Nachmani Roi, Nidal Issa, Robinson Dror, Yassin Mustafa, Abookasis David
Department of Electrical and Electronics Engineering, Ariel University, Ariel 407000, Israel.
Department of Surgery, Hasharon Hospital, Rabin Medical Center, affiliated with Tel Aviv, University School of Medicine, Petah Tikva, Israel.
J Pathol Inform. 2023 Jan 26;14:100197. doi: 10.1016/j.jpi.2023.100197. eCollection 2023.

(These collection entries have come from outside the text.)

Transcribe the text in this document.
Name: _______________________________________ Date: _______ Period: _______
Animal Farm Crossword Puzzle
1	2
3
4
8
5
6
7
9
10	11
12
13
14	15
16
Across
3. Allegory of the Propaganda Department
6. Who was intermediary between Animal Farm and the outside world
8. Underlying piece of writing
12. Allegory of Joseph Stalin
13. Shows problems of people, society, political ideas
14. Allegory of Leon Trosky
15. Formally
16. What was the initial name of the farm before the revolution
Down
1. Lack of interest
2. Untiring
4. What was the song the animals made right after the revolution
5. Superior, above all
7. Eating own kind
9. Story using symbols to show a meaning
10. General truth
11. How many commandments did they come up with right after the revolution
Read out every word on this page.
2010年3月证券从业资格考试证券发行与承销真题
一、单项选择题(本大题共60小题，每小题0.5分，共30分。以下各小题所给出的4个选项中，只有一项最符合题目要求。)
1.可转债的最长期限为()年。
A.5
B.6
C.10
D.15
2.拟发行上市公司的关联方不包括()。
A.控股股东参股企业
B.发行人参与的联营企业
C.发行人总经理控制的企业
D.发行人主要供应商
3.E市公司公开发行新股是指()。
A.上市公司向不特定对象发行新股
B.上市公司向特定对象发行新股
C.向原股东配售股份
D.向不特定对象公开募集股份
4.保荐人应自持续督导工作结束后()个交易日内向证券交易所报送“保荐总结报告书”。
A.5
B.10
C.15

Polyp segmentation is an important task in early identification of colon polyps for prevention of colorectal cancer. Numerous methods of machine learning have been utilized in an attempt to solve this task with varying levels of success. A successful polyp segmentation method which is both accurate and fast could make a huge impact on colonoscopy exams, aiding in real-time detection, as well as enabling faster and cheaper offline analysis. Thus, recent studies have worked to produce networks that are more accurate and faster than the previous generation of networks (e.g., NanoNet). Here, we propose ResPVT architecture for polyp segmentation. This platform uses transformers as a backbone and far surpasses all previous networks not only in accuracy but also with a much higher frame rate which may drastically reduce costs in both real time and offline analysis and enable the widespread application of this technology.
息肉分割是早期识别结肠息肉以预防结直肠癌的一项重要任务。为了解决这一任务,人们采用了许多机器学习方法,取得的成功程度各不相同。一种既准确又快速的成功息肉分割方法可能会对结肠镜检查产生巨大影响,有助于实时检测,并能实现更快、更便宜的离线分析。因此,最近的研究致力于开发比上一代网络(如NanoNet)更准确、更快的网络。在此,我们提出用于息肉分割的ResPVT架构。该平台以Transformer作为主干,不仅在准确性上远远超过了之前所有的网络,而且帧率更高,这可能会大幅降低实时和离线分析的成本,并使这项技术得到广泛应用。